Chasen also points out that because late abortion is so stigmatized, it can have the effect of pushing away qualified providers. “I don’t want to say it’s being driven underground, because there are many reputable people giving good care, but there are those who are filling the vacuum.” Although he doesn’t think that pushing providers like Planned Parenthood to perform procedures at a later gestational age is the answer, he explains that with very few providers offering abortions at 24 to 26 weeks, there is space for less qualified providers to emerge.


Rho was fully licensed—though his medical license was suspended after Morales’s death—and, according to his attorney Jeffrey Lichtman, he had performed upwards of 40,000 abortions over 20 years.

Nonetheless, Rho’s public profiles tout his expertise as a plastic surgeon specializing in vaginal rejuvenation and liposuction, not abortion care. And anonymous online reviews alternate between glowing reviews of how “comfortable” his office was and scathing takedowns of his temperament. A report published after Morales’s death says he agreed to a $2 million settlement with a woman who claimed that a failed second-trimester abortion caused her to prematurely give birth to a baby with brain damage.

But for Morales, who had only recently learned she was pregnant and was up against the legal abortion limit, those kinds of details may not have registered. Rho was licensed and experienced, and he was conceivably capable of performing a safe procedure.

It should be noted that the only outlet reporting on the trial in detail was the site of anti-abortion activist group Operation Rescue, but upon review, Chasen confirmed that the testimony details were reported accurately: Rho administered the anesthesia himself, without a certified anesthesiologist on staff, which defies medical convention. An expert witness for the prosecution suggested that based on the numbers presented, it’s possible the anesthesiology reports were forged.


Then there’s the mind-boggling speed with which the entire procedure took place. By all medical standards, at that stage of pregnancy, the surgical procedure should be done over a two-day period to make sure the cervix is dilated enough to insert the equipment for the evacuation, Chasen says. Even Rho’s now-defunct website described abortions after 20 weeks as a two-day procedure, with laminaria inserted on the first day and evacuation on the second day. (Laminaria refers to a stick made from a particular species of kelp that’s typically used to slowly dilate the cervix). According to the reporter at the trial, the abortion procedure began at 1:40 pm and Morales was wheeled out by 6:30 pm, after having undergone a second procedure to stop the bleeding. The Queens DA noted that the procedure began shortly after 1pm and Morales died later that evening.

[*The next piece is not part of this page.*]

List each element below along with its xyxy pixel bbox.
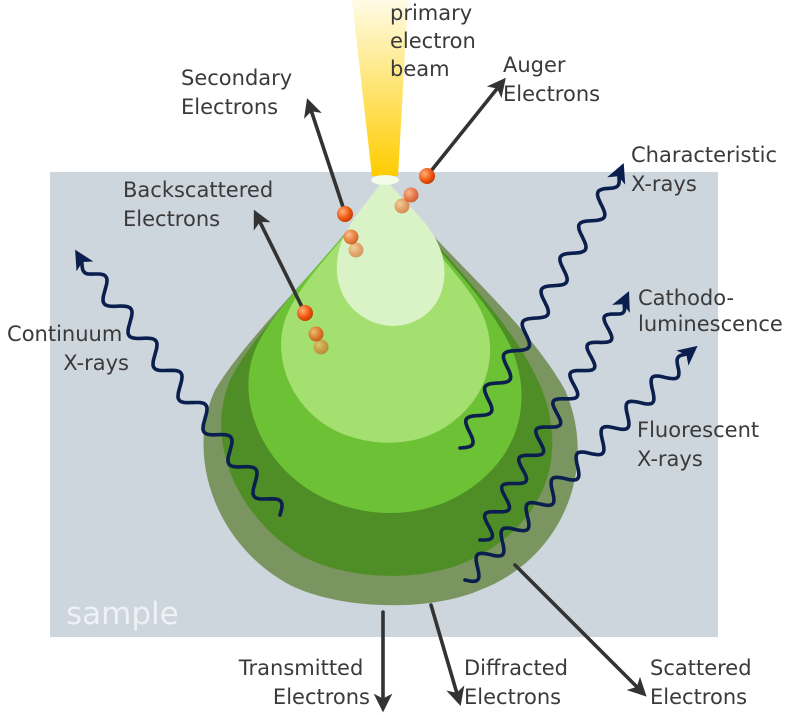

“As a maternal-fetal medicine specialist, if you told me you’re doing a one-day procedure at 25 weeks without preparing the cervix, I would say you’re risking lacerating the cervix and this patient could bleed to death,” Chasen says.

Was this a situation of one doctor’s egregious mistakes or a sign of larger issues related to reproductive rights? “[While] Morales's death was not directly attributable to restrictive abortion laws,” Chasen says, “more restrictive abortion laws can certainly lead to unsafe and illegal abortions.”

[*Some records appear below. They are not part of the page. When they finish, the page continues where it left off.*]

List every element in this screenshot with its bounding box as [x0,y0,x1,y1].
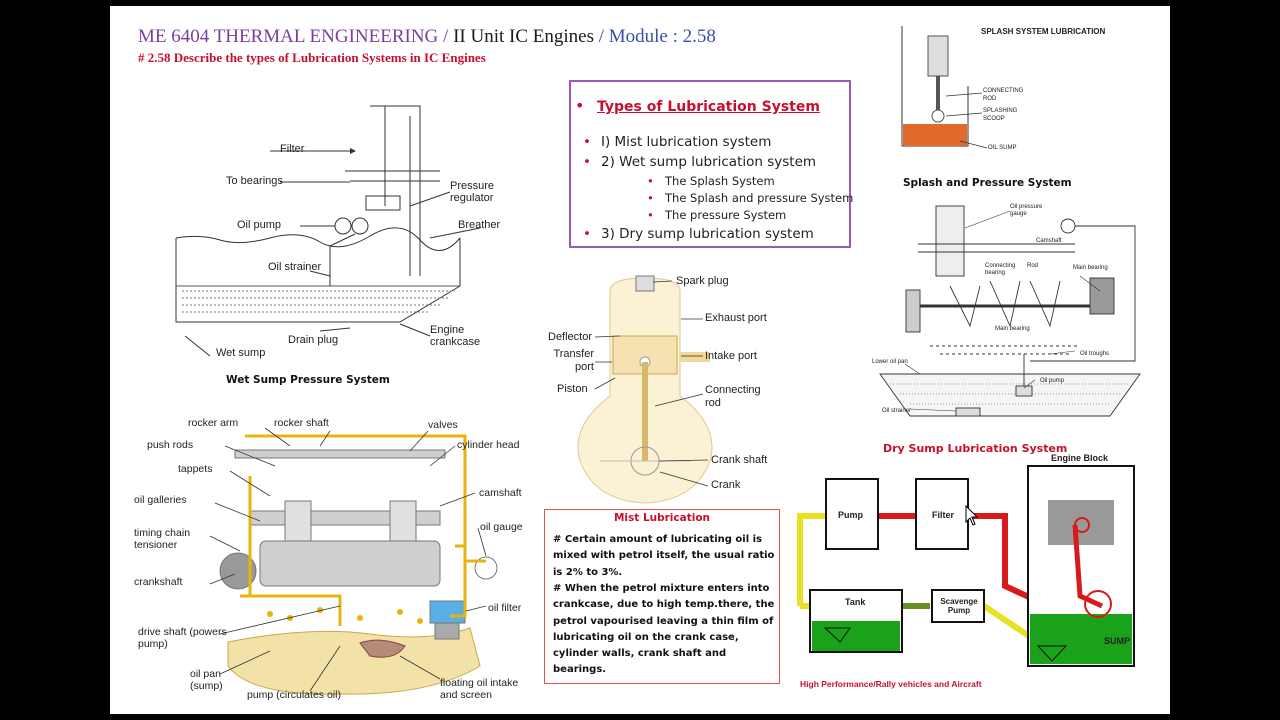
course-title: ME 6404 THERMAL ENGINEERING [138,26,439,47]
splash-title: SPLASH SYSTEM LUBRICATION [981,27,1106,36]
splash-pressure-diagram [879,205,1141,417]
label-breather: Breather [458,219,501,231]
splash-pressure-caption: Splash and Pressure System [903,177,1072,189]
label-oil-strainer-sp: Oil strainer [882,408,912,414]
module-number: Module : 2.58 [608,26,716,47]
slide-title: ME 6404 THERMAL ENGINEERING / II Unit IC… [138,26,716,47]
type-item: 2) Wet sump lubrication system [583,154,816,170]
wet-sump-diagram [175,105,481,357]
label-crank-shaft: Crank shaft [711,454,768,466]
label-valves: valves [428,419,458,431]
label-crank: Crank [711,479,741,491]
label-drive-shaft: drive shaft (powers pump) [138,626,227,650]
label-piston: Piston [557,383,588,395]
label-cylinder-head: cylinder head [457,439,520,451]
question-title: # 2.58 Describe the types of Lubrication… [138,50,486,65]
label-scavenge-pump: Scavenge Pump [940,597,978,615]
type-subitem: The pressure System [647,208,786,222]
label-floating-oil-intake: floating oil intake and screen [440,677,519,701]
label-oil-pump-sp: Oil pump [1040,378,1065,384]
type-item: I) Mist lubrication system [583,134,771,150]
label-to-bearings: To bearings [226,175,283,187]
label-oil-galleries: oil galleries [134,494,187,506]
types-heading-bullet: Types of Lubrication System [575,96,820,115]
label-wet-sump: Wet sump [216,347,266,359]
types-of-lubrication-box: Types of Lubrication System I) Mist lubr… [569,80,853,248]
label-deflector: Deflector [548,331,593,343]
mist-lubrication-box: Mist Lubrication # Certain amount of lub… [544,509,780,684]
mist-paragraph-2: # When the petrol mixture enters into cr… [553,583,775,676]
label-pump: pump (circulates oil) [247,689,341,701]
dry-sump-footnote: High Performance/Rally vehicles and Airc… [800,679,982,689]
label-rocker-arm: rocker arm [188,417,239,429]
engine-lubrication-diagram [209,427,498,695]
label-timing-chain-tensioner: timing chain tensioner [134,527,191,551]
mist-paragraph-1: # Certain amount of lubricating oil is m… [553,534,775,578]
label-drain-plug: Drain plug [288,334,339,346]
label-engine-block: Engine Block [1051,453,1109,463]
label-main-bearing-top: Main bearing [1073,265,1108,271]
label-lower-oil-pan: Lower oil pan [872,359,908,365]
type-item: 3) Dry sump lubrication system [583,226,814,242]
dry-sump-caption: Dry Sump Lubrication System [883,442,1068,455]
label-intake-port: Intake port [705,350,757,362]
label-connecting-rod: Connecting rod [705,384,761,409]
label-oil-troughs: Oil troughs [1080,351,1110,357]
dry-sump-diagram [797,465,1135,667]
label-tappets: tappets [178,463,213,475]
label-crankshaft: crankshaft [134,576,183,588]
wet-sump-caption: Wet Sump Pressure System [226,374,390,386]
label-transfer-port: Transfer port [553,348,594,373]
label-filter: Filter [280,143,305,155]
type-subitem: The Splash and pressure System [647,191,853,205]
label-exhaust-port: Exhaust port [705,312,767,324]
label-oil-pressure-gauge: Oil pressure gauge [1010,204,1043,217]
label-splashing-scoop: SPLASHING SCOOP [983,108,1018,122]
label-camshaft-sp: Camshaft [1036,238,1062,244]
types-heading: Types of Lubrication System [597,99,820,115]
type-subitem: The Splash System [647,174,775,188]
label-oil-gauge: oil gauge [480,521,523,533]
label-engine-crankcase: Engine crankcase [430,324,481,348]
label-tank: Tank [845,597,866,607]
label-connecting-rod-splash: CONNECTING ROD [983,88,1024,102]
label-oil-pump: Oil pump [237,219,282,231]
label-camshaft: camshaft [479,487,522,499]
label-filter-dry: Filter [932,510,955,520]
unit-title: II Unit IC Engines [453,26,594,47]
mouse-cursor-icon [965,504,979,526]
label-oil-filter: oil filter [488,602,522,614]
label-connecting-bearing: Connecting bearing [985,263,1016,276]
splash-system-diagram [901,26,988,149]
label-oil-sump: OIL SUMP [988,145,1017,151]
label-oil-strainer: Oil strainer [268,261,322,273]
label-sump: SUMP [1104,636,1131,646]
label-pump-dry: Pump [838,510,864,520]
label-main-bearing: Main bearing [995,326,1030,332]
label-spark-plug: Spark plug [676,275,729,287]
slide: ME 6404 THERMAL ENGINEERING / II Unit IC… [110,6,1170,714]
label-oil-pan: oil pan (sump) [190,668,223,692]
mist-heading: Mist Lubrication [613,512,711,524]
mist-lubrication-diagram [577,275,713,504]
label-push-rods: push rods [147,439,194,451]
label-rod: Rod [1027,263,1039,269]
label-rocker-shaft: rocker shaft [274,417,329,429]
label-pressure-regulator: Pressure regulator [450,180,495,204]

In our current political climate, more conservative state legislatures are emboldened to pass abortion bans as early as 6 weeks, and 20-week abortion bans are emerging state by state. Though blatantly unconstitutional because they attempt to ban abortion before a fetus is viable—the foundation of Roe v. Wade—the long-term purpose of these extreme bans is to get before the Supreme Court to challenge the landmark ruling.

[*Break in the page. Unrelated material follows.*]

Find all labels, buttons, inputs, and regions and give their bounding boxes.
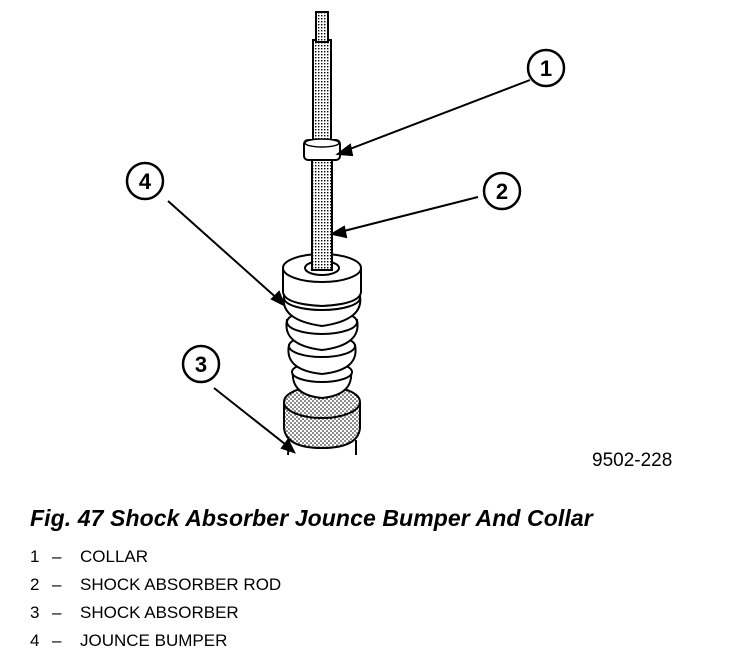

Even if the most restrictive laws were to go into effect, Morales’s experience suggests that abortions—including the rare situations of late, elective procedures—aren’t going away, even if access to quality providers is limited or nonexistent.

Correction 5/7/18: The original headline said other providers “refused” the woman and it has since been corrected to more accurately reflect the facts. This story has been corrected to reflect the fact that as far as we know, there were no fetal anomalies incompatible with life, not that the fetus was viable.